Forma de Trabalhar a Montagem

=> O trabalho consiste em arremessar e esperar que o conjunto afunde, mas não são raros os ataques enquanto afunda, razão pela qual o arremesso não pode ser de forma displicente, demandando atenção à linha para poder perceber se há algum movimento fora o de simplesmente afundar.

=> Se após o arremesso não houver ataque, há de se ter a necessária paciência para esperar que o peso toque o fundo, sobretudo quando se estiver no uso de peso leve. A regra aqui é não deixar a linha bambear a ponto de perder contato com a isca. Este contato permanente será a determinante para o sucesso.

=> Uma vez que a isca esteja no fundo, faz-se movimentos de recolhimento lento, com movimentos de pequenos saltos da isca dados por toques na ponta da vara. Para isso o pescador pode simplesmente recolher um pouco e aplicar os pequenos saltos, ou então, levantar a vara, trazendo a isca para si e, ao cair, dar os pequenos toques.

=> Uma outra forma de trabalhar, muito eficiente, por sinal, é deixando a isca onde caiu e puxando um pouco a “barriga” da linha, aplicam-se pequenos toques, muito sutis, sem no entanto, retirar o peso do local. Uma vez efetuado este trabalho sutil, recolhe-se um pouco e recomeçam os toques somente na isca, sem mexer o peso. Este trabalho é sempre o mais recomendável para esta montagem.

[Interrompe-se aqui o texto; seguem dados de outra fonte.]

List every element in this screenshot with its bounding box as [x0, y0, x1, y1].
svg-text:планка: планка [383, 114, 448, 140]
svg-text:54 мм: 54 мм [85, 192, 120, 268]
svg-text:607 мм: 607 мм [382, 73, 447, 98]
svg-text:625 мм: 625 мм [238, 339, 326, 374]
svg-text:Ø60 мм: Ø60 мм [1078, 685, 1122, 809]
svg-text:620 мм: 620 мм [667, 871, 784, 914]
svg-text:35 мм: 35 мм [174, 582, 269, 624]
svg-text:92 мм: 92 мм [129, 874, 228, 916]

=> No entanto, nada impede que se aplique um trabalho de recolhimento contínuo, deixando a isca se arrastar simplesmente, sem dar toques, trazendo-a lentamente, pois afinal, depois de tentativas nas formas clássicas, há de se tentar de tudo.

A importância da vara nesta montagem.

Para pescar a Down-shot, recomenda-se o uso de varas de ação moderada para que tenham uma ação mais branda, justamente para proporcionar melhor trabalho da isca. No meu caso eu opto pelo uso de varas de 10 a 12 libras de ação moderada para lenta e preferencialmente de molinete. No entanto, podem ser usadas varas de carretilhas, sem o menor problema, dependendo apenas e tão somente do discernimento do pescador.